On July 22, 2021, Manhattan’s historic social club, The Players, played host to a concert of opera and musical theatre selections, performed by mezzo-soprano Madison Marie McIntosh and pianist Keith Chambers.
The recital featured the premiere of songs from two new musicals by composer Jeff Shankley, “Brooklyn to Broadway,” and “Casanova.” A veteran of the stage and screen, Shankley has performed with the Royal Shakespeare Company, and has originated roles on Broadway in Andrew Lloyd Webber’s musicals “Cats” and “Starlight Express.”
Opening the concert was “Mister Snow” from Rodgers and Hammerstein’s “Carousel.” The jaunty rhythm and McIntosh’s humorous delivery made for a lighthearted start, with her phrases often tapering into a more affectionate quality. This was used to great effect with the shift on the line “but now that I love him…” which let her employ lush, sustaining tones. Carrie’s lines of imagining her married future saw delightful expression through McIntosh’s refined diction and energetic bearing, with the approach being comical yet still sincere.
Following this was “Una Voce Poco fa,” from Rossini’s “Barber of Seville.” This mezzo showcase saw McIntosh make use of her abundant vocal and dramatic technique, with no shortage of soaring high notes and flexible roulades among the contrasting sections, bolstered by her scheming expression and sassy poise. These qualities built to a highly-spirited conclusion. Her next operatic number was the “Seguidilla” from “Carmen.” Opening with a playful staccato touch in the accompaniment, McIntosh started her rendition with her arms behind her back, swaying in her captivity while she outlined the tempting imagery of passion. After building to a more exciting tempo, she indulged in a similar flare, shaping fine trills towards her close.
Returning to musical theatre selections, McIntosh performed two new songs from Jeff Shankley’s developing musical “Brooklyn to Broadway.” These numbers used a pre-recorded track for accompaniment. The first saw her use a taken expression, among the sweeter musical atmosphere. McIntosh managed her registers deftly as the phrases took her from a spoken quality to a rich, operatic lyricism. The second number, “Midnight in Brooklyn,” bore a tranquil feeling marked with lightly reverberating figures. The observational lyrics were given by McIntosh with a distant, yet interested expression to match her diminuendos. She went on to gloss her numerous sights with sentiment that was contrasted by her final line “That’s a place I don’t know…” which bore a fascinated caress to emphasize her character’s new horizons.

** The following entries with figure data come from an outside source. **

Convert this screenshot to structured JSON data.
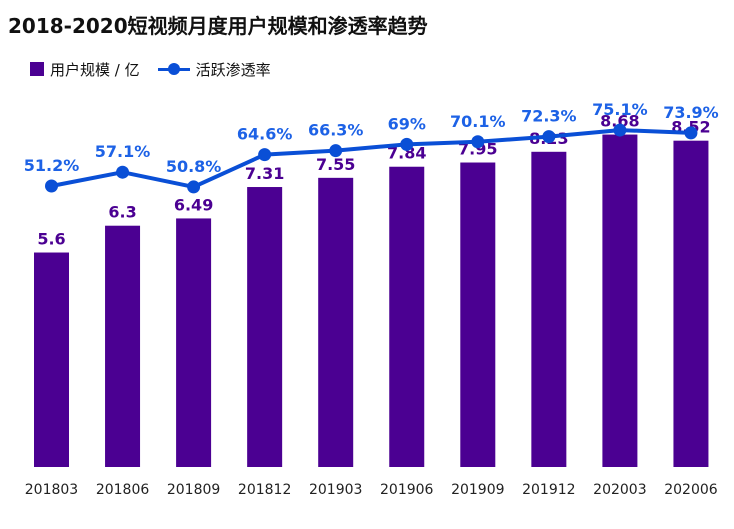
{
  "title": "2018-2020短视频月度用户规模和渗透率趋势",
  "colors": {
    "bar": "#4b0092",
    "bar_label": "#4b0092",
    "line": "#0a4fd6",
    "line_label": "#1d62e6"
  },
  "chart_data": {
    "type": "bar",
    "categories": [
      "201803",
      "201806",
      "201809",
      "201812",
      "201903",
      "201906",
      "201909",
      "201912",
      "202003",
      "202006"
    ],
    "series": [
      {
        "name": "用户规模 / 亿",
        "type": "bar",
        "values": [
          5.6,
          6.3,
          6.49,
          7.31,
          7.55,
          7.84,
          7.95,
          8.23,
          8.68,
          8.52
        ],
        "labels": [
          "5.6",
          "6.3",
          "6.49",
          "7.31",
          "7.55",
          "7.84",
          "7.95",
          "8.23",
          "8.68",
          "8.52"
        ]
      },
      {
        "name": "活跃渗透率",
        "type": "line",
        "values": [
          51.2,
          57.1,
          50.8,
          64.6,
          66.3,
          69.0,
          70.1,
          72.3,
          75.1,
          73.9
        ],
        "labels": [
          "51.2%",
          "57.1%",
          "50.8%",
          "64.6%",
          "66.3%",
          "69%",
          "70.1%",
          "72.3%",
          "75.1%",
          "73.9%"
        ]
      }
    ],
    "legend_position": "top-left",
    "grid": false
  }
}
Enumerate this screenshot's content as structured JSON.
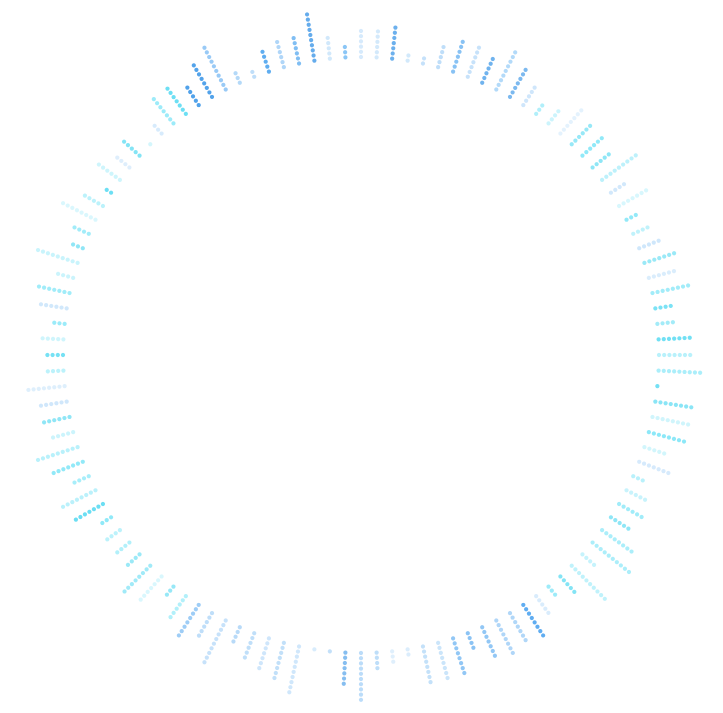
{
  "visualization": {
    "style": "radial dotted audio spectrum ring",
    "bar_count": 120,
    "dot_colors": [
      "#5aaaf0",
      "#7ec0f5",
      "#a9d3f7",
      "#cfe7fb",
      "#65ddf3",
      "#8ce8f8",
      "#bdf1fb",
      "#4a9ee9"
    ]
  }
}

One beloved selection came in the form of “Somewhere Over the Rainbow” from “The Wizard of Oz.” The opening leap and its unfolding measures retained a light and charming quality in McIntosh’s slightly-lower texture. While her elegant phrasing did not seem the sort to come from a Kansas farm-girl, her rendition did not lack for a sense of wonder as it crested to a lovely conclusion.
Closing the program were two selections from Shankley’s musical “Casanova.” The first of these, titled “A Secret Love” saw McIntosh outline the ideas and promises held by this theme, with her repetitions joined by the way she opened up her guarded bearing into one of romantic fervor and vulnerability. The second number, “For Just One Day,” explored the magic and change that can be brought about by love, with McIntosh’s tender delivery matched by descending melismatic runs.
The encore of the evening was “Zueignung,” by Richard Strauss. This classical number flowed with desperate affection, backed by rising chords, that let McIntosh and Chambers delight the audience with a truly powerful finish.
While only about an hour-long, the concert drew from a sparkling variety of new and familiar works, which McIntosh introduced and embodied with aplomb. Audiences can hear her next in the role of Beppe in Teatro Grattacielo’s upcoming production of Mascagni’s “L’amico Fritz.”